Monday, June 11, 2012

Review: The Magicians by Lev Grossman

A discontented, talented, but unfocused Harry Potter goes to college – sort of.

Julia walks best friends Quentin and James to a college interview and leaves them at the door. Inside, Quentin and James find their interviewer dead and call 911. One of the paramedics, a beautiful woman, hands Quentin a manila envelope with his name on it and inside he finds a copy of a sixth Fillory novel, one that was never published, and a piece of paper that the wind snatches out of his hands. He chases the paper along the cold Brooklyn streets and ends up struggling through a hedge into a sun-washed green expanse of lawn. Quentin has arrived at Brakebills College of Magic. His life will never be the same.

Quentin Coldwater, amateur magician, wanders into a world where magic is not practiced sleight of hand but real, magic that can be measured by physics and science. As a young man who keeps looking for the next best thing and finding he already has it and yet looking still, Quentin Coldwater is a wimp with occasional flashes of gumption and passion. He floats along on the tides of life waiting, always waiting, in Lev Grossman’s The Magicians. He is no Harry Potter. There is no doom hanging over his head and no powerful dark wizard to battle – yet.

Quentin is a complex, facile and infuriatingly frustrating character that walks numbly through a world of possibility and beauty never satisfied with what he has. He is not willing to plumb the depths of his intelligence and ability. Still, Quentin is mesmerizing, and The Magicians is an intricate and complex story with a simple theme: Be careful what you wish because you are about to get it.

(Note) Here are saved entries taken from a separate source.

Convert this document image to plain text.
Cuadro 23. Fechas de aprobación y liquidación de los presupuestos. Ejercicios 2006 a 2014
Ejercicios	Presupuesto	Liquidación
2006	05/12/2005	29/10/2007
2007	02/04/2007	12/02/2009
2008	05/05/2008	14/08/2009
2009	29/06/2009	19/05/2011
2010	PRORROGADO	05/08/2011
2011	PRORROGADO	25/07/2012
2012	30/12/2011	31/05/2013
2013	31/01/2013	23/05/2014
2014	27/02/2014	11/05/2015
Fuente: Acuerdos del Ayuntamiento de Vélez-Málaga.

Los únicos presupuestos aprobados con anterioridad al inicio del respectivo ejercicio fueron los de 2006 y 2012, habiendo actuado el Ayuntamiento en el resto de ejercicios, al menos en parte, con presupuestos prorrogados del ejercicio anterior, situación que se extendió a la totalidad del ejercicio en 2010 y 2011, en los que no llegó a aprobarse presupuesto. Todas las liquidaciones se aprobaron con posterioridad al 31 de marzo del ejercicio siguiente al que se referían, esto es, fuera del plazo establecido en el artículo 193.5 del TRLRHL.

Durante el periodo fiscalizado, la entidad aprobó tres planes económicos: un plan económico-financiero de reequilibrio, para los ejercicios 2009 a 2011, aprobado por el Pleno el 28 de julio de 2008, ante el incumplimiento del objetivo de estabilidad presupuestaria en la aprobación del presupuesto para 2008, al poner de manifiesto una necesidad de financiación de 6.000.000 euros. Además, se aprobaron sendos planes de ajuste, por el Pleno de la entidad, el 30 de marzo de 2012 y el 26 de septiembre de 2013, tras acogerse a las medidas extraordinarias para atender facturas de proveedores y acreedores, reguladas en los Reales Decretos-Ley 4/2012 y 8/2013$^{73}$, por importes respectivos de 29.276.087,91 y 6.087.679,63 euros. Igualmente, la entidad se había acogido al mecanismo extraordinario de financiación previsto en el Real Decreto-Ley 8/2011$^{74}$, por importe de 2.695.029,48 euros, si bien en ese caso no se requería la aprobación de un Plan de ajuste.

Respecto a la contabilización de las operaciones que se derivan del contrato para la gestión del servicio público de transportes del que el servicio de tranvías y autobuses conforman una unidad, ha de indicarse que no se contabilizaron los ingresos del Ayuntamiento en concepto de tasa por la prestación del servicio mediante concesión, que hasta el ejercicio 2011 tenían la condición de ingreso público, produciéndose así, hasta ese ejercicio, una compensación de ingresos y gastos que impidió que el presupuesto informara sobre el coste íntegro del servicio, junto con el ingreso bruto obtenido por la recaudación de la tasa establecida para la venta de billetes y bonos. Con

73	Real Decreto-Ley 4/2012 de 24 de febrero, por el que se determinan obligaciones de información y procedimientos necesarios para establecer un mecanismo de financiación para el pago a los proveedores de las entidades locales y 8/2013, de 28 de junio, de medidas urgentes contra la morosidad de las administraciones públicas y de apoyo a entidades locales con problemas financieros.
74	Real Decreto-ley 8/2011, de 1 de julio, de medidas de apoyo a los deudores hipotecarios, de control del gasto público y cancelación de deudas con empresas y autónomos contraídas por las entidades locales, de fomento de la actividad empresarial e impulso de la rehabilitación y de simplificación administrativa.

Grossman is no less frustrating because he deliberately leaves the tag ends of information dangling. That is not to say that The Magicians or Grossman are disappointing—quite the reverse. Lev Grossman is a wizard of words and worlds deftly weaving a spell with familiar tools. The story is familiar: A youth trembling on the verge of adulthood unsure of the worth of learning and his path. It’s a situation many young adults raised on a diet of fantasy and Dungeons & Dragons face in the 21st century.

If you’re expecting a more adult version of Harry Potter, you’re out of luck. If, however, you’re willing to follow wimps and slackers sharing moments of brilliant insight and brutal honesty between bouts of drunkenness, fights, magic and sex, The Magicians is where you’ll find it. You won’t be disappointed. You’ll leave Grossman’s tightly crafted world with a growing sense of wonder and a question: What is Quentin’s discipline?